Aria's wrist was cold, her pulse faint against my claws. The tendrils dragging her toward the river tightened, coiling higher around her legs and waist, pulling with a hunger I could feel. Each shadow that touched her left a mark—thin, black lines creeping across her skin like veins filled with ink.
The shard throbbed harder, and this time, I stopped fighting it.
I didn't release all of it at once, but I loosened the walls I'd built inside, letting some of its heat spill through me. My vision sharpened; the world lit with a faint red hue, every detail alive—the way the tendrils moved like serpents, the faint rhythm of the Veil's whispers beneath the air, the slowing beat of Aria's heart in my grasp.
The shadows reacted instantly. They hesitated, writhing as if tasting the shard's energy bleeding out of me. The whispers shifted, a chorus of voices, hungry and coaxing.
Anchor… break… feed.
A snarl tore from my throat, not entirely mine. My claws darkened, glowing faintly at the tips as I raked them through the tendrils. The first slice sent a shockwave through the ground; the shadows screamed—a high, grating sound that rattled my teeth—before bursting into black mist.
The river churned violently, shadows rising in waves, trying to envelop both of us. I didn't stop. Each strike became easier, faster, the shard guiding my movements, my wolf lending its strength. The heat in my veins burned, but it felt right.
Aria coughed weakly as I pulled her free, lifting her onto the shifting soil. She was trembling, her glow dim, the black marks from the curse creeping up the side of her face now. Her eyes fluttered open, finding mine.
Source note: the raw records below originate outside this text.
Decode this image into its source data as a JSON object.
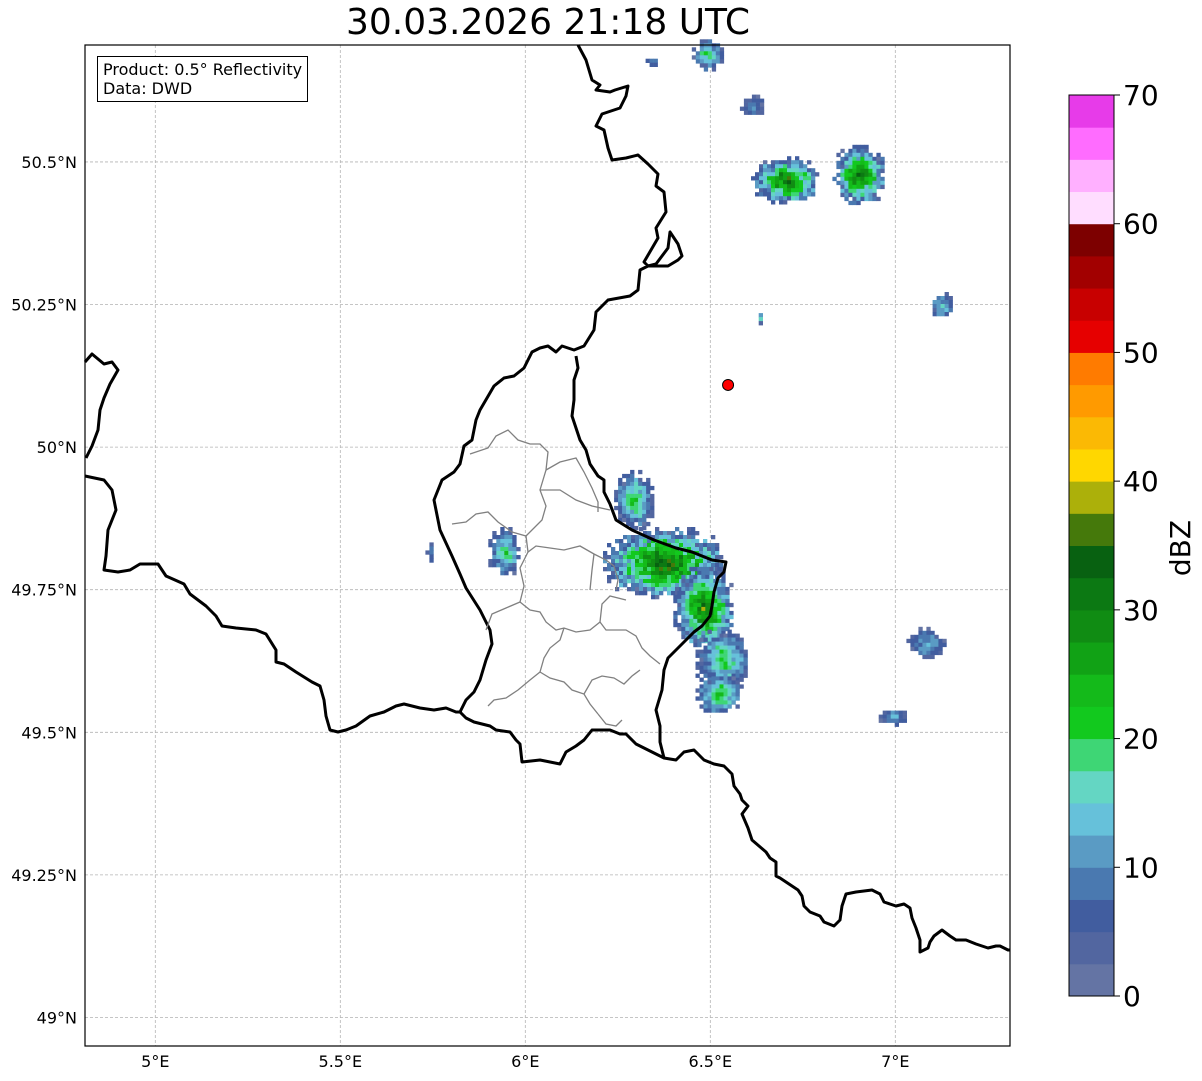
{
  "title": "30.03.2026 21:18 UTC",
  "info": {
    "product": "Product: 0.5° Reflectivity",
    "data": "Data: DWD"
  },
  "map": {
    "lon_range": [
      4.81,
      7.31
    ],
    "lat_range": [
      48.95,
      50.705
    ],
    "lat_ticks": [
      {
        "value": 50.5,
        "label": "50.5°N"
      },
      {
        "value": 50.25,
        "label": "50.25°N"
      },
      {
        "value": 50.0,
        "label": "50°N"
      },
      {
        "value": 49.75,
        "label": "49.75°N"
      },
      {
        "value": 49.5,
        "label": "49.5°N"
      },
      {
        "value": 49.25,
        "label": "49.25°N"
      },
      {
        "value": 49.0,
        "label": "49°N"
      }
    ],
    "lon_ticks": [
      {
        "value": 5.0,
        "label": "5°E"
      },
      {
        "value": 5.5,
        "label": "5.5°E"
      },
      {
        "value": 6.0,
        "label": "6°E"
      },
      {
        "value": 6.5,
        "label": "6.5°E"
      },
      {
        "value": 7.0,
        "label": "7°E"
      }
    ],
    "radar_site": {
      "lon": 6.548,
      "lat": 50.109,
      "color": "#ff0000"
    }
  },
  "colorbar": {
    "label": "dBZ",
    "range": [
      0,
      70
    ],
    "ticks": [
      "0",
      "10",
      "20",
      "30",
      "40",
      "50",
      "60",
      "70"
    ],
    "colors": [
      "#6474a4",
      "#5266a0",
      "#415d9f",
      "#4a79b0",
      "#5a9bc4",
      "#66c1da",
      "#64d6c3",
      "#3ed675",
      "#12c91e",
      "#14ba1a",
      "#11a215",
      "#108c13",
      "#0c7913",
      "#086111",
      "#45790b",
      "#acb00a",
      "#ffd700",
      "#fbb904",
      "#ff9a00",
      "#ff7b00",
      "#e60000",
      "#c80000",
      "#a20000",
      "#7d0000",
      "#ffddff",
      "#ffb0ff",
      "#ff6cff",
      "#e73be9"
    ]
  },
  "echoes": [
    {
      "lon": 6.49,
      "lat": 50.69,
      "rlon": 0.04,
      "rlat": 0.025,
      "peak": 22
    },
    {
      "lon": 6.34,
      "lat": 50.68,
      "rlon": 0.015,
      "rlat": 0.008,
      "peak": 12
    },
    {
      "lon": 6.61,
      "lat": 50.6,
      "rlon": 0.03,
      "rlat": 0.018,
      "peak": 12
    },
    {
      "lon": 6.7,
      "lat": 50.47,
      "rlon": 0.09,
      "rlat": 0.04,
      "peak": 34
    },
    {
      "lon": 6.9,
      "lat": 50.48,
      "rlon": 0.07,
      "rlat": 0.05,
      "peak": 33
    },
    {
      "lon": 7.12,
      "lat": 50.25,
      "rlon": 0.03,
      "rlat": 0.022,
      "peak": 18
    },
    {
      "lon": 6.63,
      "lat": 50.23,
      "rlon": 0.01,
      "rlat": 0.012,
      "peak": 15
    },
    {
      "lon": 5.94,
      "lat": 49.82,
      "rlon": 0.04,
      "rlat": 0.04,
      "peak": 22
    },
    {
      "lon": 5.74,
      "lat": 49.82,
      "rlon": 0.01,
      "rlat": 0.02,
      "peak": 10
    },
    {
      "lon": 6.29,
      "lat": 49.91,
      "rlon": 0.05,
      "rlat": 0.05,
      "peak": 25
    },
    {
      "lon": 6.37,
      "lat": 49.8,
      "rlon": 0.16,
      "rlat": 0.06,
      "peak": 36
    },
    {
      "lon": 6.48,
      "lat": 49.72,
      "rlon": 0.08,
      "rlat": 0.07,
      "peak": 34
    },
    {
      "lon": 6.53,
      "lat": 49.63,
      "rlon": 0.07,
      "rlat": 0.05,
      "peak": 22
    },
    {
      "lon": 6.52,
      "lat": 49.57,
      "rlon": 0.06,
      "rlat": 0.035,
      "peak": 24
    },
    {
      "lon": 7.08,
      "lat": 49.66,
      "rlon": 0.05,
      "rlat": 0.025,
      "peak": 15
    },
    {
      "lon": 6.99,
      "lat": 49.53,
      "rlon": 0.035,
      "rlat": 0.015,
      "peak": 14
    }
  ]
}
"You… used it," she whispered, voice hoarse.
I didn't answer. Couldn't. My chest felt heavy, the shard's pulse now synced with my heartbeat, faster, hungrier.
Lyra stepped closer, her boots silent on the strange earth. Her gaze lingered on the veins crawling along my arms. "So you've stopped pretending." Her smile was faint, but sharp. "Good. You'll need that power where we're going… though I wonder how much of you will be left by the time we arrive."
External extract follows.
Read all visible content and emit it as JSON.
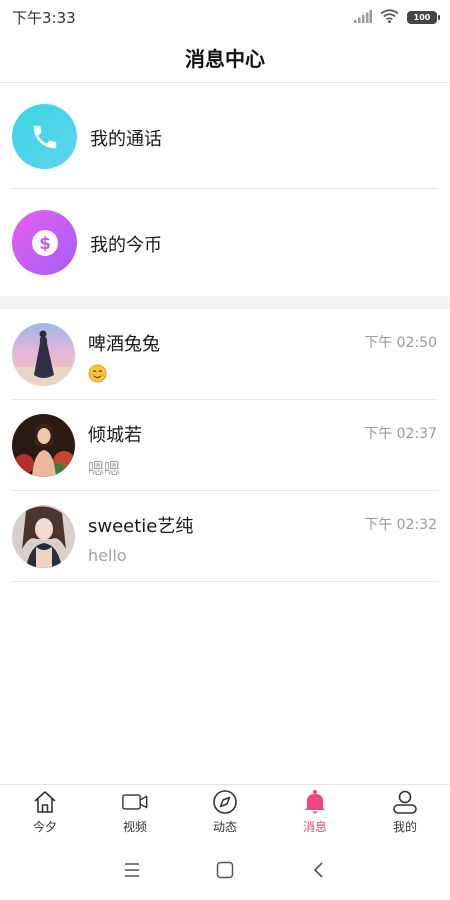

The ground shifted again, violently this time. Cracks split the soil, glowing with faint red light, and the river receded as the land reshaped itself. Ahead, on the horizon, something rose—tall, jagged, and black as obsidian. Towers clawed at the sky, each one wrapped in faint red chains of light that pulsed in rhythm with the shard inside me.
The Herald's Fortress.
The shard pulsed harder, as if answering the sight of it. For the first time, I felt something beyond hunger radiating from it. Recognition.
Aria's body tensed against mine, her hand gripping my arm weakly. Her voice, though faint, carried a note of dread. "That place… it feels like it knows me. Like it's calling my curse home."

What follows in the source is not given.